Agir sur les campus pour transformer la société : l’ESS par et pour les étudiant·e·s

6 novembre 2016 par Michel Briand Témoignages 91 visites

Une tribune de Sébastien Chaillou, Président de la coopérative Solidarité Étudiante.

Dans un contexte ou la précarité accompagne les jeunes durant leurs études et souvent même au delà, l’ESS est un outil dont une génération d’étudiant∙e∙s doit pouvoir s’emparer.

Un article repris du site "le Labo de l’ESS", un site sous licence Creative Commons

La mise en commun de ressources, même faibles, dans un cadre d’auto-organisation permet aux étudiant∙e∙s de répondre à leurs besoins. C’est sur cette base, par exemple, que Solidarité Etudiante a été créée en 2013. Nous n’acceptions pas que nos besoins vitaux, comme le logement ou la restauration, soient soumis au marché. A partir du moment où le service public ne pouvait pas combler tous ces besoins, et que la concurrence existait, il nous fallait inventer une réponse solidaire.

Nous avons choisi la forme coopérative d’intérêt collectif (SCIC) car nous ne voulions pas voir dans les étudiant∙e∙s de simples consommateurs. Chez nous, l’étudiant·e est acteur·rice des projets de la coopérative et en assure à la fois la direction et l’animation militante. Pour autant, tous les projets sont co-construits avec les différentes parties prenantes que sont les salarié·e·s, les partenaires, et les soutiens, rassemblé·e·s autour de l’objet social de « vie étudiante ». Tout·e étudiant·e engagé·e à Solidarité étudiante doit donc apprendre à travailler avec toutes ces parties prenantes, ainsi qu’accepter de laisser la main quand il ou elle n’est plus étudiant·e. Transmission et apprentissage sont nos enjeux quotidien.

Au delà de l’expérience récente qu’est SE, il ne faut pas sous estimer la capacité d’action que l’ESS donne déjà aux étudiant·e·s. Par exemple, il est trop peu connu qu’ils et elles gèrent une Mutuelle. C’est à dire qu’un conseil d’étudiant·e·s a la capacité de déterminer la prestation la plus adaptée à leur santé, ce n’est pas rien !
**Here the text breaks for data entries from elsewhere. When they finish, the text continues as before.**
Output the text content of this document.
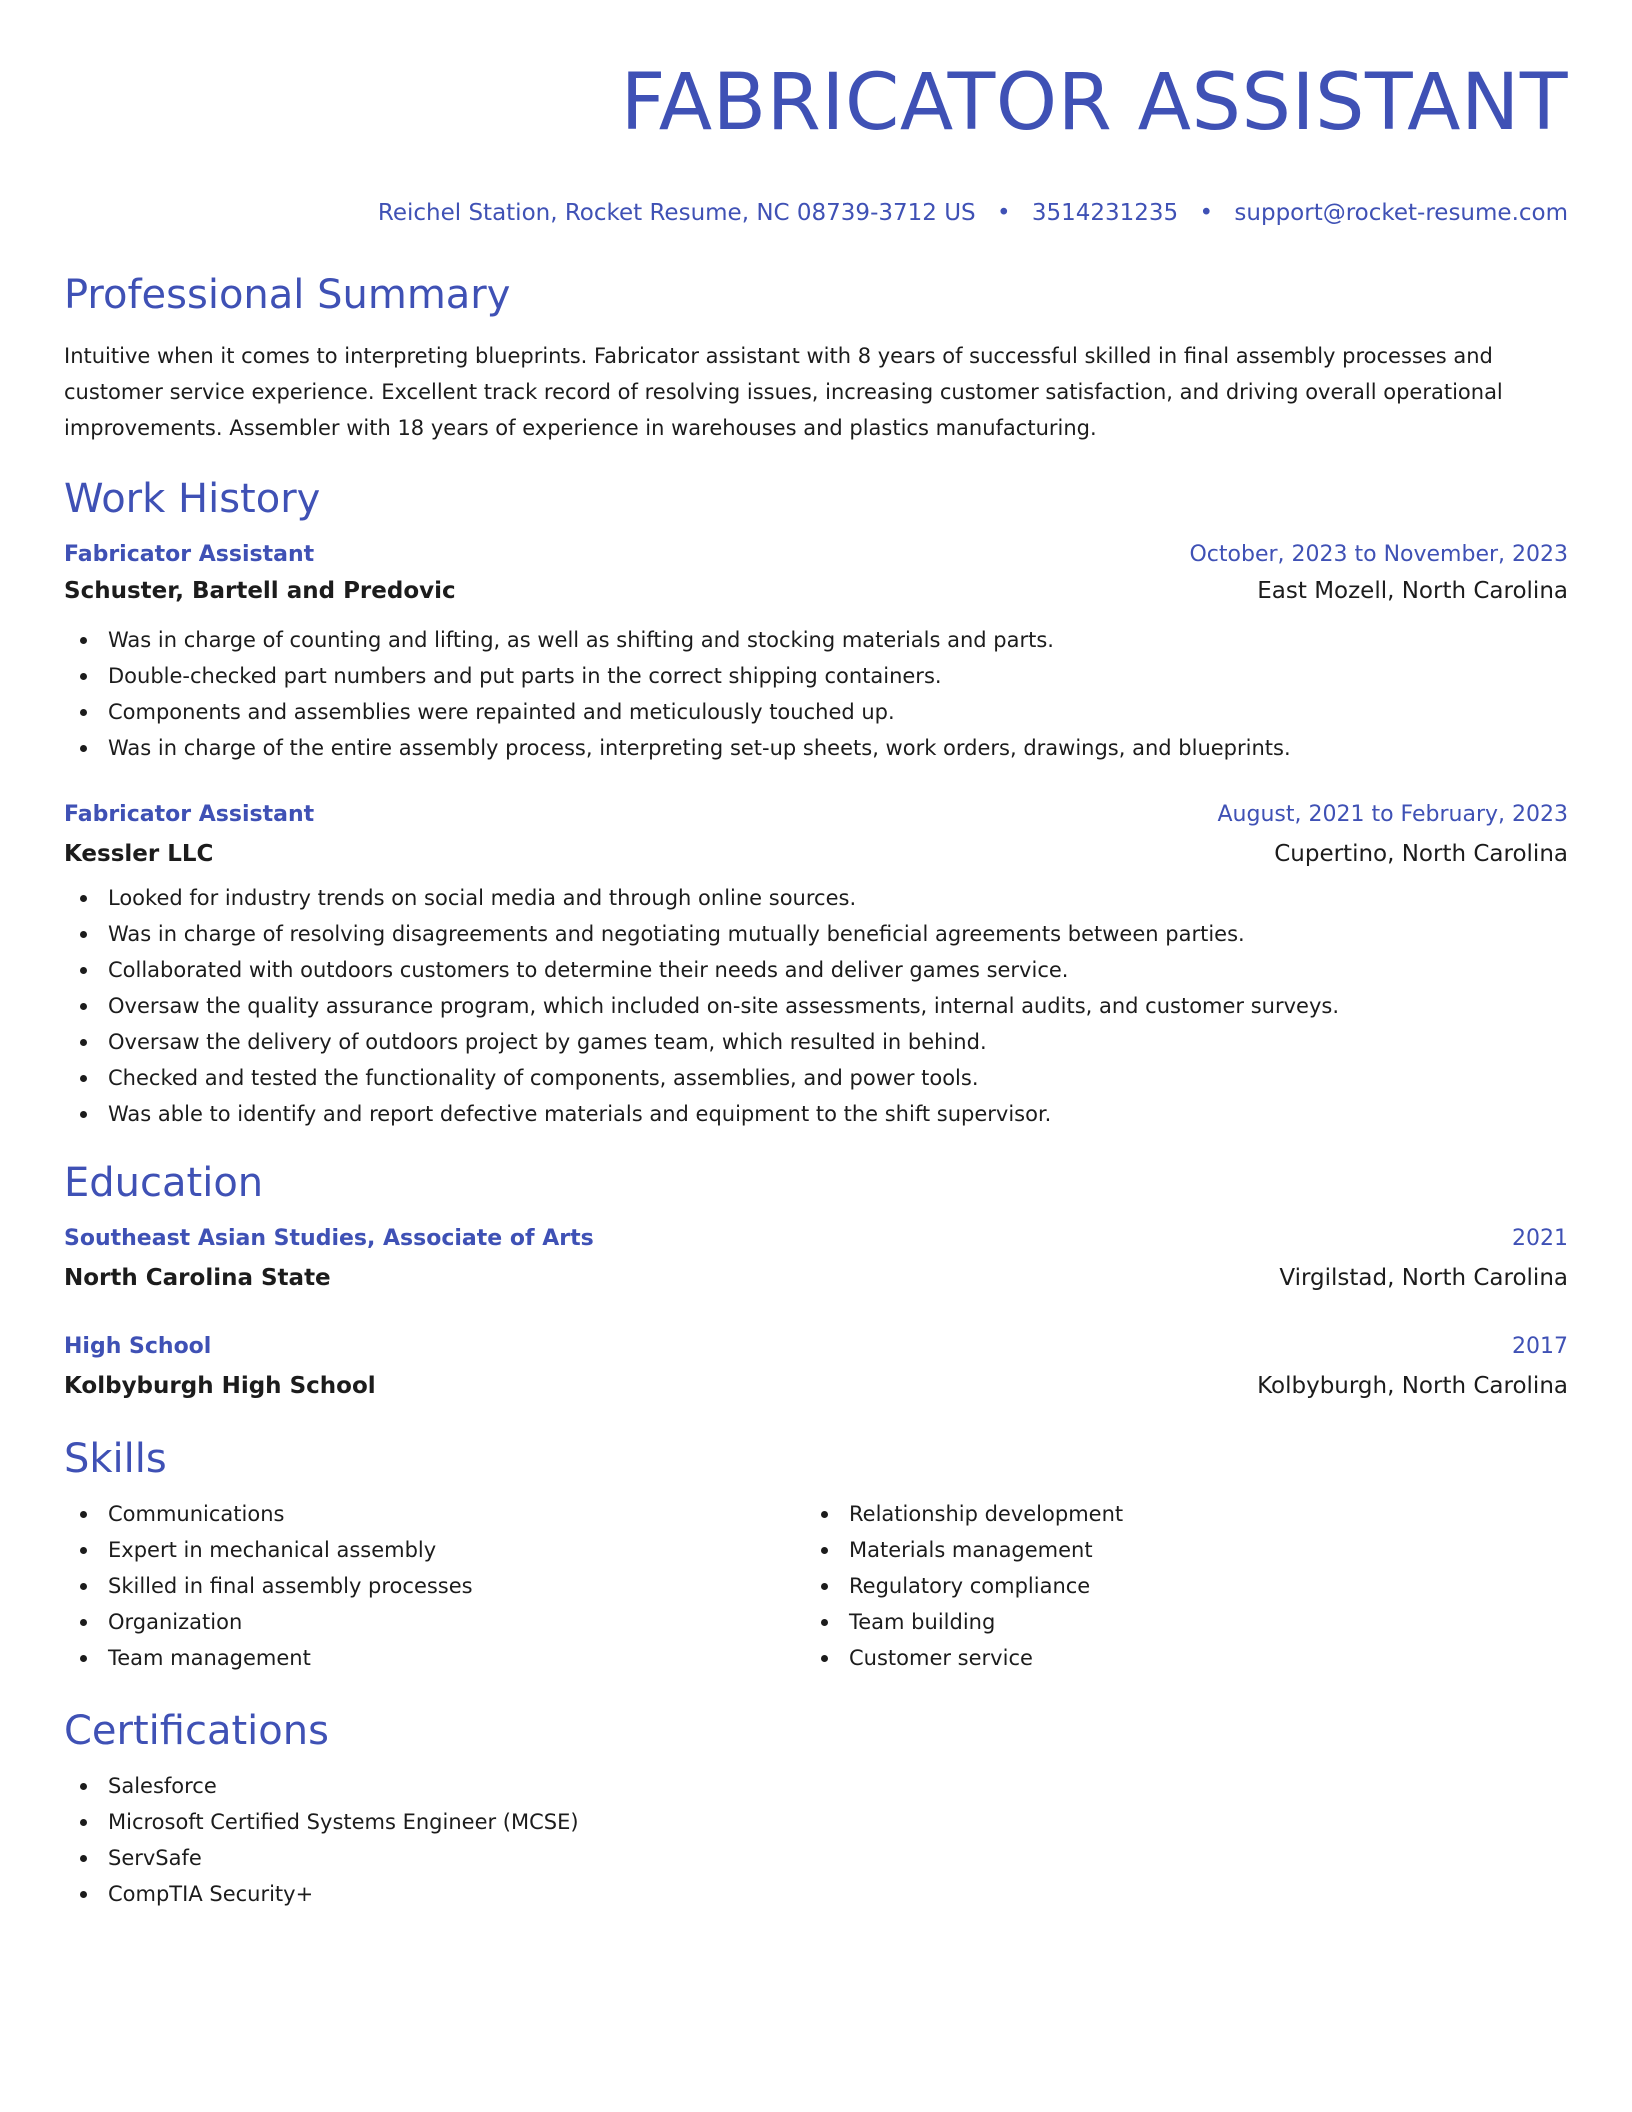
FABRICATOR ASSISTANT
Reichel Station, Rocket Resume, NC 08739-3712 US • 3514231235 • support@rocket-resume.com
Professional Summary
Intuitive when it comes to interpreting blueprints. Fabricator assistant with 8 years of successful skilled in final assembly processes and customer service experience. Excellent track record of resolving issues, increasing customer satisfaction, and driving overall operational improvements. Assembler with 18 years of experience in warehouses and plastics manufacturing.
Work History
Fabricator Assistant	October, 2023 to November, 2023
Schuster, Bartell and Predovic	East Mozell, North Carolina
Was in charge of counting and lifting, as well as shifting and stocking materials and parts.
Double-checked part numbers and put parts in the correct shipping containers.
Components and assemblies were repainted and meticulously touched up.
Was in charge of the entire assembly process, interpreting set-up sheets, work orders, drawings, and blueprints.
Fabricator Assistant	August, 2021 to February, 2023
Kessler LLC	Cupertino, North Carolina
Looked for industry trends on social media and through online sources.
Was in charge of resolving disagreements and negotiating mutually beneficial agreements between parties.
Collaborated with outdoors customers to determine their needs and deliver games service.
Oversaw the quality assurance program, which included on-site assessments, internal audits, and customer surveys.
Oversaw the delivery of outdoors project by games team, which resulted in behind.
Checked and tested the functionality of components, assemblies, and power tools.
Was able to identify and report defective materials and equipment to the shift supervisor.
Education
Southeast Asian Studies, Associate of Arts	2021
North Carolina State	Virgilstad, North Carolina
High School	2017
Kolbyburgh High School	Kolbyburgh, North Carolina
Skills
Communications
Expert in mechanical assembly
Skilled in final assembly processes
Organization
Team management
Relationship development
Materials management
Regulatory compliance
Team building
Customer service
Certifications
Salesforce
Microsoft Certified Systems Engineer (MCSE)
ServSafe
CompTIA Security+
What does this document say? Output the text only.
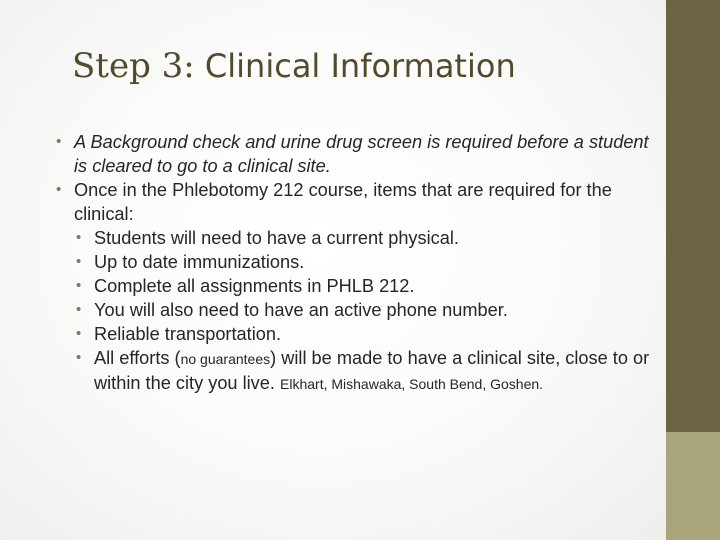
Step 3: Clinical Information
• A Background check and urine drug screen is required before a student is cleared to go to a clinical site.
• Once in the Phlebotomy 212 course, items that are required for the clinical:
• Students will need to have a current physical.
• Up to date immunizations.
• Complete all assignments in PHLB 212.
• You will also need to have an active phone number.
• Reliable transportation.
• All efforts (no guarantees) will be made to have a clinical site, close to or within the city you live. Elkhart, Mishawaka, South Bend, Goshen.
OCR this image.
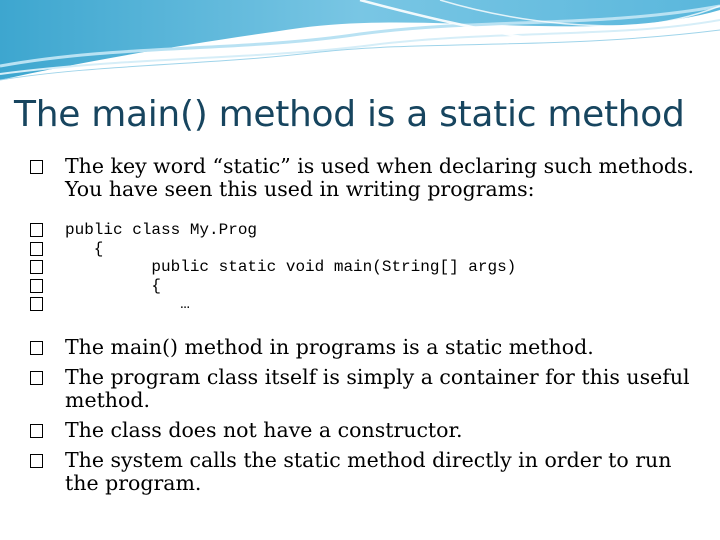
The main() method is a static method

The key word “static” is used when declaring such methods. You have seen this used in writing programs:

public class My.Prog
{
public static void main(String[] args)
{
…

The main() method in programs is a static method.

The program class itself is simply a container for this useful method.

The class does not have a constructor.

The system calls the static method directly in order to run the program.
L’ESS est aussi pour les étudiant·e·s un cadre d’engagement concret et quotidien pour promouvoir et faire vivre leurs valeurs et choix de société. On le voit avec l’explosion des AMAP, bourses aux livres et des associations solidaires d’entraide sur les campus. Ces associations et initiatives sont des écoles informelles d’une citoyenneté plus active et qui doivent nous redonner confiance en l’avenir.

Il est nécessaire que les établissements d’enseignement supérieur reconnaissent cette plus-value et nous fassent confiance. Le Plan National de Vie Etudiante de 2015 va dans le bon sens et la création du statut d’Etudiant·e·s Entrepreneur·se·s peut-être un outil. Pourtant, il nous faut encore nous mobiliser largement pour décloisonner recherche, vie étudiante et études lorsqu’il s’agit d’ESS. En terme d’enseignement, il faut sortir l’ESS des diplômes de niches – formations techniques ultra-spécialisées – ou de riches – master d’entrepreneuriat social hors de prix dans des grandes écoles. Le modèle ESS doit se diffuser de façon transversale dans tous les niveaux d’études et les savoirs informels acquis par l’engagement et la gestion étudiante doivent être mieux reconnus et valorisés, par exemple via des VAE.

Par la diversité de ses formes et de ses objets, en permettant engagement, apprentissage et “encapacitation“, l’ESS est centrale dans la vie étudiante et sur les campus. Ce qui s’y déroule est crucial car il n’y pas de changement de société possible sans une bataille culturelle qui se mène dans les lieux d’étude. Il nous faut fédérer les initiatives étudiantes, leur donner plus de visibilité par des événements comme la semaine étudiante du mois de l’ESS que nous co-animons et partir de ces initiatives, pour faire mouvement et de là, faire société.

Sébastien Chaillou,
Président de Solidarité Etudiante (SE).